Aku mengerang pelan saat ia mendorong punggungku untuk berbaring diatas kain yang kami duduki sebelumnya. Lalu Chanyeol ikut merebahkan tubuhnya di atasku. Kami masih berpakaian lengkap, dia hanya menciumku, menyingkirkan rambut dari wajahku, dan kemudian mengangkat tubuhnya sedikit, hanya beberapa inci, lalu tersenyum ke arahku.
"Kau akan kedinginan." Bisikku, aku kemudian mengusap punggungnya yang hangat dengan tanganku. Aku senang merasakan kulitnya yang halus.
"Aku baik-baik saja." Gumamnya dan menggelengkan kepala. Chanyeol menguburkan wajahnya untuk menghirup aroma disekitar leherku kemudian mengangkat kepalanya lagi untuk menatapku yang ada dibawahnya. "Baumu wangi."
"Aku senang kau mengatakannya." Aku tersenyum malu dan menggosok hidungnya dengan hidungku. "Kau ingin tetap memakai celana?" Tanyaku.
"Apa itu menganggumu?" Dia bertanya sambil tertawa kecil.
"Ya, aku sangat terganggu." Aku pura-pura kesal dan mendorong masuk tanganku di antara celana dan lesung pinggulnya "Aku suka bersentuhan dengan kulitmu tanpa penghalang."
"Aku juga suka bersentuhan denganmu. Apalagi jika aku bisa melihatnya langsung. Dan kau juga masih tertutup kain." Aku cemberut mendengarnya menggodaku.
"Itu karena kau ada di atasku."
"Yah, Kurasa memang begitu." Dia setuju dan tidak bergerak sama sekali sehingga aku tidak bisa melepas pakaianku.
"Sepertinya kau memang menginginkan kita tidak melakukan apa-apa ya?"
"Begitukah? Bagaimana jika aku mengatakan hanya ingin berbaring di sini dan menciumimu sepanjang malam?" Dia bertanya dengan wajah yang tenang dan matanya menatap wajahku sementara jari-jarinya masih membelai kulitku dengan lembut.
"Benarkah?" Tanyaku.
"Tentu saja aku ingin berada di dalammu, tapi bukan itu pertanyaannya." Dia tertawa.
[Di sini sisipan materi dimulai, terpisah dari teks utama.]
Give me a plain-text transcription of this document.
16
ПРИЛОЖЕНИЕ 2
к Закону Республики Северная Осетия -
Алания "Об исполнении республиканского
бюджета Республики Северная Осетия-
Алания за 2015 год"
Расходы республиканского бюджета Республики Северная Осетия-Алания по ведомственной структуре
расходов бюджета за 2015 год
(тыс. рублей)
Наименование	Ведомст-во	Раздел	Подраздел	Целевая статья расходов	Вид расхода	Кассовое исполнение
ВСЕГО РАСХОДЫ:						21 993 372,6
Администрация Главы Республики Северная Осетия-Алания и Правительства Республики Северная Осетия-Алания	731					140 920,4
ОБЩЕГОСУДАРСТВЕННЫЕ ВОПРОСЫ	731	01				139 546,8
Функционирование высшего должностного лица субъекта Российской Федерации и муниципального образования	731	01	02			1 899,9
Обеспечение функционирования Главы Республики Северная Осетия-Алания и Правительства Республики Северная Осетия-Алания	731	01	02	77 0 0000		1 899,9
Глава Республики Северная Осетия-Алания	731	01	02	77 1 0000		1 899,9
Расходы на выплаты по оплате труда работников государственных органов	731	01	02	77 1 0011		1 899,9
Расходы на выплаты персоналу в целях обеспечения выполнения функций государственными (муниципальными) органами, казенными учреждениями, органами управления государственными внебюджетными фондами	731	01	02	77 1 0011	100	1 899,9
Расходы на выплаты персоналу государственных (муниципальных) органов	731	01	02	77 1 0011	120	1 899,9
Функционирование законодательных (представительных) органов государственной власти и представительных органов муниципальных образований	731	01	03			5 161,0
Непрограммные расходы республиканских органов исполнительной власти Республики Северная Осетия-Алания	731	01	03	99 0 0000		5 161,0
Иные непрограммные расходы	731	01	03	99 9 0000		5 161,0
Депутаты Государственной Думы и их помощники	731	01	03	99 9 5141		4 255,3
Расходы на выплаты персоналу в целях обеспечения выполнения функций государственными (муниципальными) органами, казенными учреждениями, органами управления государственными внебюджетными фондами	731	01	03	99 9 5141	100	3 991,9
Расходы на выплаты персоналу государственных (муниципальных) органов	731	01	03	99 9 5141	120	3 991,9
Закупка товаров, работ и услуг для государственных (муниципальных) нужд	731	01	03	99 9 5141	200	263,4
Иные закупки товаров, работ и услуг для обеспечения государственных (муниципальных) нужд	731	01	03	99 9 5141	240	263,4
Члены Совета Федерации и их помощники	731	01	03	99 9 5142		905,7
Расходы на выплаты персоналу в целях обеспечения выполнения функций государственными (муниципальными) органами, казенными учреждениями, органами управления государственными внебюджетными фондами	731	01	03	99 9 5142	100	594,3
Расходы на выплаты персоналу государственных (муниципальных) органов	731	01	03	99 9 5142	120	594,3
"Yah, kau bisa menciumku kapanpun kau mau."
"Senang mendengarnya."
Dia menciumku sekilas sebelum kemudian berdiri diantara lututnya dan menarik celanaku hingga melewati pinggulku. Aku memperhatikan raut wajahnya ketika melihat celana dalamku.
"Celana dalam yang indah." Pujinya.
"Dan jangan merobeknya." Aku tertawa saat mengingatkannya.
"Oke, aku tidak akan merobeknya." Chanyeol melepas celananya sendiri sebatas paha lalu menurunkan lagi tubuhnya di atas kakiku. Saat tatapan kami bertemu dia kemudian merengkuh kedua pahaku. Aku tidak percaya dia melakukan ini, aku tidak pernah berhubungan seks dengan posisi ini sebelumnya.
Aku menyukai cara saat dia berada di atas tubuhku.
Dia menciumi kedua pahaku bergantian. Aku mengejang dan merasakan otot perutku mengepal. Dia sangat pintar menggodaku.
"Apa yang sedang kau pikirkan?" Dia berbisik dan mengangkat tubuhnya untuk berada diatasku lagi.
"Aku menyukai bagaimana merasakan dirimu ketika kau berada di atasku seperti ini."
Chanyeol menarik celana dalamku dengan ujung jarinya lalu membuangnya dengan santai dan perlahan-lahan mendorong miliknya untuk tenggelam ke dalam diriku. "Oh, Chanyeol." Aku terpekik saat merasakan dia kembali berada didalamku setelah sekian lama.
"Bagus, sebut namaku sayang." Aku tersenyum di atas bibirnya. "Kau luar biasa." Kemudian Chanyeol menciumiku dengan lembut disana-sini.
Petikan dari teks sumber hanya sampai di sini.